Processing of Thermoelectric Fe2VAl Heusler-compounds by laser powder bed fusion: From single scan tracks to bulk material

In the present study, the n-type Fe${}_2$ VAl_0.9 Si_0.1 was printed by laser powder bed fusion (L-PBF) for the first time. This work highlights the complexity of processing non-metallic materials by L-PBF and the need for advanced optimization strategies. A Single Scan Tracks (SSTs) analysis was conducted as usually done for materials newly processed by L-PBF as well as a top-down approach based on printing parameters of stainless steel.

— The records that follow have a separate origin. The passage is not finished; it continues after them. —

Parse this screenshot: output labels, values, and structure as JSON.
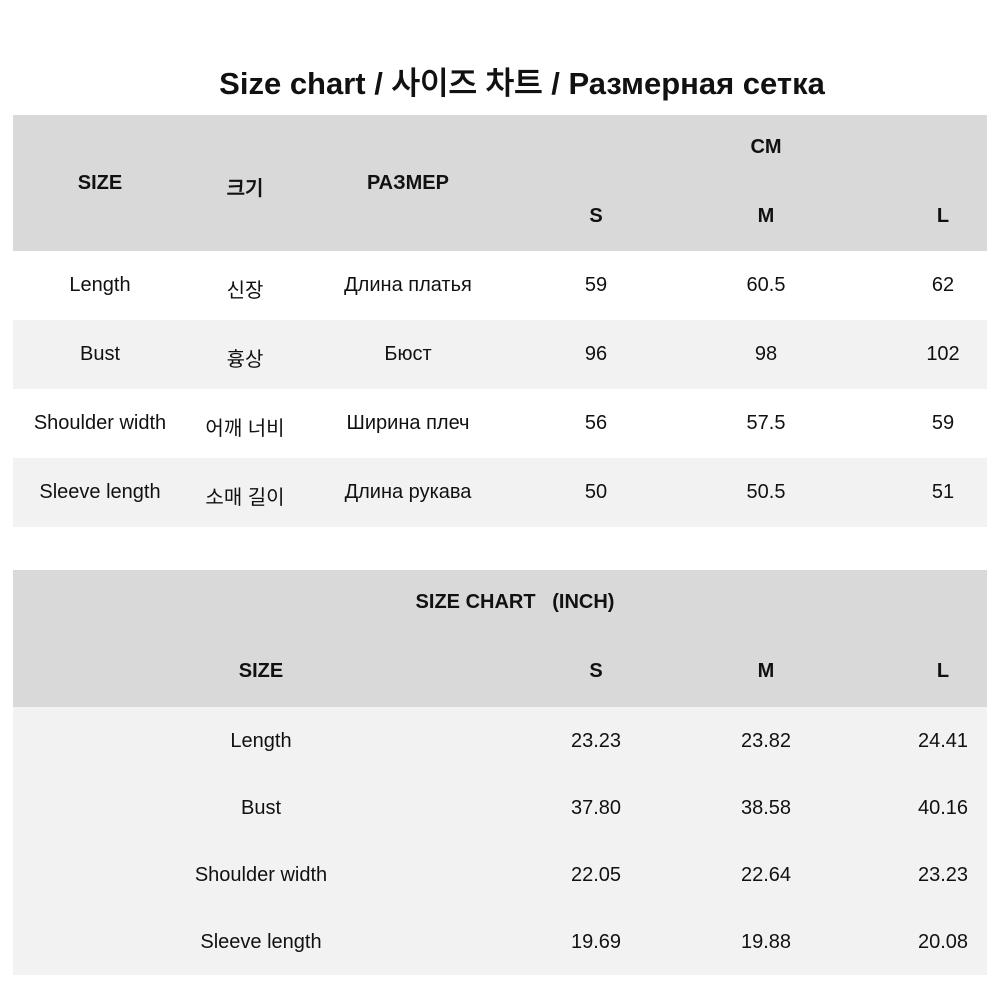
{
  "title": "Size chart / 사이즈 차트 / Размерная сетка",
  "cm_table": {
    "headers": [
      "SIZE",
      "크기",
      "РАЗМЕР"
    ],
    "unit": "CM",
    "sizes": [
      "S",
      "M",
      "L"
    ],
    "rows": [
      {
        "en": "Length",
        "ko": "신장",
        "ru": "Длина платья",
        "values": [
          "59",
          "60.5",
          "62"
        ]
      },
      {
        "en": "Bust",
        "ko": "흉상",
        "ru": "Бюст",
        "values": [
          "96",
          "98",
          "102"
        ]
      },
      {
        "en": "Shoulder width",
        "ko": "어깨 너비",
        "ru": "Ширина плеч",
        "values": [
          "56",
          "57.5",
          "59"
        ]
      },
      {
        "en": "Sleeve length",
        "ko": "소매 길이",
        "ru": "Длина рукава",
        "values": [
          "50",
          "50.5",
          "51"
        ]
      }
    ]
  },
  "inch_table": {
    "title": "SIZE CHART   (INCH)",
    "size_header": "SIZE",
    "sizes": [
      "S",
      "M",
      "L"
    ],
    "rows": [
      {
        "en": "Length",
        "values": [
          "23.23",
          "23.82",
          "24.41"
        ]
      },
      {
        "en": "Bust",
        "values": [
          "37.80",
          "38.58",
          "40.16"
        ]
      },
      {
        "en": "Shoulder width",
        "values": [
          "22.05",
          "22.64",
          "23.23"
        ]
      },
      {
        "en": "Sleeve length",
        "values": [
          "19.69",
          "19.88",
          "20.08"
        ]
      }
    ]
  },
  "colors": {
    "header_bg": "#d9d9d9",
    "stripe_bg": "#f2f2f2",
    "row_bg": "#ffffff"
  }
}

Process parameter sets based on SST analysis led to overheating while the stainless-steel-based strategy successfully produced bulk samples. Printed samples transitioned rapidly from cold defects (i.e. lack-of-fusion) to overheating as the printing parameters were varied. Moreover, high density samples were printed with parameters that would produce insufficient melting in the case of SSTs. Successive parallel tracks were printed and revealed a transition from unmelting to balling to continuous densification, demonstrating the critical role of heat accumulation. The microstructure of printed samples was analyzed, and their thermoelectric properties were measured. Transverse cold cracks, perpendicular to the scanning direction were observed. Statistical analysis on SST demonstrated that these cracks were insensitive to laser parameter variations, significantly decreasing the thermoelectric performance of bulk samples.